The provider allows TMHP 45 days to receive a Medicare-paid claim automatically transmitted for payment of coinsurance or deductible according to current payment guidelines. Claims that fail to cross over from Medicare may be filed to TMHP by submitting a paper MRAN received from Medicare or a Medicare intermediary, the computer generated MRANs from the CMS-approved software applications MREP for professional services or PC-Print for institutional services or, for MAP clients, TMHP Standardized Medicare Advantage Plan (MAP) Remittance Advice Notice Template with the completed claim form.
If the claim does not appear on an R&S Report as paid, pending, or denied, providers can use any of the following procedures to inquire about the status of the claim:
The provider can call AIS at 1‑800‑925‑9126 to determine if the claim is pending, paid, denied, or if TMHP has no record of the claim.
If any of the three options above indicates that TMHP has no record of the claim, the provider can call the TMHP Contact Center at 1‑800‑925‑9126 and speak to a TMHP contact center representative.
If the TMHP Contact Center has no record of a claim that was submitted within the original filing deadline, the provider can submit a copy of the original claim to TMHP for processing. Electronic billers may refile the claim electronically. For claims submitted by a hospital for inpatient services, the filing deadline is 95 days from the discharge date or the last DOS on the claim. For all other types of providers, the filing deadline is 95 days from each DOS on the claim.

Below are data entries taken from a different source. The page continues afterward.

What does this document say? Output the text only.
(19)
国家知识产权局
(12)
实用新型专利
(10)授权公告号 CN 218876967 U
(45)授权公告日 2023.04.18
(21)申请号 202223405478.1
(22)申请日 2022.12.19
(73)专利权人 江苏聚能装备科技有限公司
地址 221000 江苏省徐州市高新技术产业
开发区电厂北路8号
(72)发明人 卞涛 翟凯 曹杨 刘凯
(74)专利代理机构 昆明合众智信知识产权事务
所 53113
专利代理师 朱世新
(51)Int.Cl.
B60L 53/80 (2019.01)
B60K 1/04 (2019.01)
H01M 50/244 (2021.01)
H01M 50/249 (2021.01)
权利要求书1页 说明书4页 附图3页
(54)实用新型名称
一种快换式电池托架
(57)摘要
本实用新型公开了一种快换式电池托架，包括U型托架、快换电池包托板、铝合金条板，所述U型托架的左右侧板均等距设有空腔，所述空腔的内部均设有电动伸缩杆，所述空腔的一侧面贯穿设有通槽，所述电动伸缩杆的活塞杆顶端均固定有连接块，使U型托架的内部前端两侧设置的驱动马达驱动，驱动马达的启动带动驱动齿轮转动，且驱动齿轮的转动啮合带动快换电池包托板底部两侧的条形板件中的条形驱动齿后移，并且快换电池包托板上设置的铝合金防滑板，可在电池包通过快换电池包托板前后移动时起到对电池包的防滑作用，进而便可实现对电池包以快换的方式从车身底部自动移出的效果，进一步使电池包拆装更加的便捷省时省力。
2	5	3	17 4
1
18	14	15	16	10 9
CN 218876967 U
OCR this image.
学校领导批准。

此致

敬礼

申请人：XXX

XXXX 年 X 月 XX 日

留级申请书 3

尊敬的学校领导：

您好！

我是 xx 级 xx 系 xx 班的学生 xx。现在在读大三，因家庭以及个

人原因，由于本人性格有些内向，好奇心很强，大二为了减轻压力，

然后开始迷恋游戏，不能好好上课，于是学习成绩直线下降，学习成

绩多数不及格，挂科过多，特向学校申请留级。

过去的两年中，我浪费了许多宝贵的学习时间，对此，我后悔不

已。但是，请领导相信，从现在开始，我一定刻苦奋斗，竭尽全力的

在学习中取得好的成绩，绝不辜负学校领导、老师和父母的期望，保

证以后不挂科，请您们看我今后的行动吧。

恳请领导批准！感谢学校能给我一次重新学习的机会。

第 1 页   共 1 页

If the 95‑day filing deadline has passed and the claim is still within 120 days of the date of the rejection report or the R&S Report, the provider can submit a signed copy of the claim and all of the documentation that supports the original claim submission, including any electronic rejection reports, to:
Texas Medicaid & Healthcare Partnership
Inquiry Control Unit
12357‑A Riata Trace Parkway, Suite 100
Austin, TX 78727
Providers must retain copies of all R&S Reports for a minimum of five years. Providers must not send original R&S Reports back with appeals. Providers must submit one copy of the R&S Report to TMHP per appeal.